Pour revenir à la pirogue, nous arrivons à la dernière ligne droite, ajouter le balancier pour ne pas chavirer. En une journée, ça sera fait. Je peux ajouter que j’ai lu tout ce que je pouvais sur son installation y compris les thèses historiques entre les différentes embarcations, de la Polynésie à Madagascar. Pour donner à ma pirogue la forme réussie du plus vieux transport du monde. Pour les perches reliant l’embarcation au balancier, nous utiliserons du bois extrêmement résistant de citronnier, il y a juste à se servir dans le jardin. Quant aux cales entre les bras et le balancier, ça sera de l’albizia aux magnifiques fleurs roses. Celui-ci a la propriété de se tordre sans rompre. A l’avant il y aura quatre cales obliques et une à l’arrière en forme d’i-grec, le bois d’albizia appliquera une force qui écartera le balancier des bras et les cordes ajoutées viendront forcer dans l’autre sens. Ainsi, l’écartement restera le même et une certaine flexibilité sera maintenu, maître mot pour ne pas provoquer de casse. Bateau terminé, bateau à essayer, nous partons directement vers la mer.

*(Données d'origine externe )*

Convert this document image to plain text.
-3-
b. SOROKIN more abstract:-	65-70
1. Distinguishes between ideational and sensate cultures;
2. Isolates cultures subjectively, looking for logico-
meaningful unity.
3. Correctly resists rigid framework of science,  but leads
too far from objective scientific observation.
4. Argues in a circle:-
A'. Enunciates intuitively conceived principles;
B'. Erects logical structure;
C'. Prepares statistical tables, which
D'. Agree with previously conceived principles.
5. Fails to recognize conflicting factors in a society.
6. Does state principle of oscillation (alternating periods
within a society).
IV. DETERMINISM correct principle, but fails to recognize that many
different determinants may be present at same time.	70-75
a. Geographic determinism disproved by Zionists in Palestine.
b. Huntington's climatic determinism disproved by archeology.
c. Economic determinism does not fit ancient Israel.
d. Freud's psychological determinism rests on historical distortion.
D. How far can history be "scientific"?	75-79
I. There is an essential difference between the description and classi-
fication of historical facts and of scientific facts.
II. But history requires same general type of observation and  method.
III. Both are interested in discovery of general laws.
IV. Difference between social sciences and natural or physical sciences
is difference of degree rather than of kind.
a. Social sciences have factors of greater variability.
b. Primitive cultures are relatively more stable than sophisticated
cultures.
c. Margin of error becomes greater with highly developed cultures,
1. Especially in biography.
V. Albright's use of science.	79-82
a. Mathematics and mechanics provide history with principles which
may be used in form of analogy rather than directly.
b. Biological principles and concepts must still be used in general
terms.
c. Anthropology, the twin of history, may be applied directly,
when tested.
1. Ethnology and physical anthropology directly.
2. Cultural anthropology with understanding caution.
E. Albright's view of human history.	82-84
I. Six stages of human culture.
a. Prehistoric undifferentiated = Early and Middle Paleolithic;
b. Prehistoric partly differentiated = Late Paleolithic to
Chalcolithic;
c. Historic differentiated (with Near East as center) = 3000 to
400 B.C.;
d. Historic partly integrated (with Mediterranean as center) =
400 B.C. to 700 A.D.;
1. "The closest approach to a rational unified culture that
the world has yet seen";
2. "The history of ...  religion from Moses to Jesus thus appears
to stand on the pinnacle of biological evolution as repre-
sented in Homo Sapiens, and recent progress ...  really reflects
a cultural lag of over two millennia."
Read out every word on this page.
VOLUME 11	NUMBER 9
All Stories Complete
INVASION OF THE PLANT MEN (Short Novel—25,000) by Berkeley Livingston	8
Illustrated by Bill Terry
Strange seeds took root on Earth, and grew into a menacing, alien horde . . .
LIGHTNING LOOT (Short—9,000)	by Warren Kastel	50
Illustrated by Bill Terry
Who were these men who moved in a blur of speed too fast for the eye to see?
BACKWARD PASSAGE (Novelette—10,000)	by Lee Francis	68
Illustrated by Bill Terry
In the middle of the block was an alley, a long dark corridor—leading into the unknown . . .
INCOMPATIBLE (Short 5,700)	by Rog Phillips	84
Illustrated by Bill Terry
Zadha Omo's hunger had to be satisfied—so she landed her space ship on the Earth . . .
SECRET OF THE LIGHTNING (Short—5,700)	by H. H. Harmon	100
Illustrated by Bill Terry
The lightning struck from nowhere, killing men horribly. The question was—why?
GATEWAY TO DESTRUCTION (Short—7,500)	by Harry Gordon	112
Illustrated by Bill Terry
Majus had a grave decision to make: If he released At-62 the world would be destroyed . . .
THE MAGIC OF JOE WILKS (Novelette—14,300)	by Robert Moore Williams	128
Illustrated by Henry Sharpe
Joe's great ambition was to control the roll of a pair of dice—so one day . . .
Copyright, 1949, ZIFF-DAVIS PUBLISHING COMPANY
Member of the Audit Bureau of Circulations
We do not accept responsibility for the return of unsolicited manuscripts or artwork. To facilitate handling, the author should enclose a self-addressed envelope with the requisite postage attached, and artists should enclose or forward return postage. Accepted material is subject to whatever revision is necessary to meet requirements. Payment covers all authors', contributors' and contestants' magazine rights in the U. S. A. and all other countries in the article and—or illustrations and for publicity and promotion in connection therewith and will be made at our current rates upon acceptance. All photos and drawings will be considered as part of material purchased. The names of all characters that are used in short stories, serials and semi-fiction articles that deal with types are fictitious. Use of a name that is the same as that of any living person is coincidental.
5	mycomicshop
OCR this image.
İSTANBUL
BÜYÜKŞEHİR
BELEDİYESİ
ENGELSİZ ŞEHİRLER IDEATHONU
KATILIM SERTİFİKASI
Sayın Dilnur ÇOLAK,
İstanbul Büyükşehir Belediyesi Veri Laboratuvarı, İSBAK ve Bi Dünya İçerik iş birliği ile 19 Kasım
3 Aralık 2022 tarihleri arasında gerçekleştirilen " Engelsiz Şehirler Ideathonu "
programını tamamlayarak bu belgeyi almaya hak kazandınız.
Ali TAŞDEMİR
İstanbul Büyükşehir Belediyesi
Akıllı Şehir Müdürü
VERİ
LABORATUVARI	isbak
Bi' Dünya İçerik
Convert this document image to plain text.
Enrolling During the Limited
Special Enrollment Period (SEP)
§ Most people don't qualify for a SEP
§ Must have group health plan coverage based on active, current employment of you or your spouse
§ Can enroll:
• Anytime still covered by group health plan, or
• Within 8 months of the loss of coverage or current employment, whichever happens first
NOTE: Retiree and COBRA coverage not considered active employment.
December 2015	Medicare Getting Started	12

Nous démontons de nouveau la pirogue – désormais plus polynésienne que colombienne – pour le transport et ce n’est que sur l’eau que nous amarrerons le tout. Déjà, la ligne de flottaison est bien plus basse des bords, l’eau ne rentrera plus. En ce qui concerne le balancier, le résultat est sans appel, la stabilité me permettra même de plonger sans avoir à craindre des difficultés pour remonter. Une seule chose me chagrine, ma lenteur est évidente, je mets cela sur le mauvais parallélisme entre le balancier et la pirogue et ne vois pas encore la réalité en face. J’enlève les cordes pour décaler l’orientation du balancier, geste que je recommencerai très souvent pour mille et une raison à l’avenir. J’amarre la pirogue sous un bâtiment sur pilotis du port et je vais reprendre mes quartiers à l’hôtel de Juan et Joana. J’ai pris un coup de froid, ce que je ne saisis pas vraiment avec la température, mais j’ai besoin de repos et de vérifier mon paquetage. Dans quelques jours, ça sera le grand départ, malgré l’air dubitatif de certains, moi, je suis confiant. Je prends le temps de dire au revoir à chacun, ma navigation peut commencer.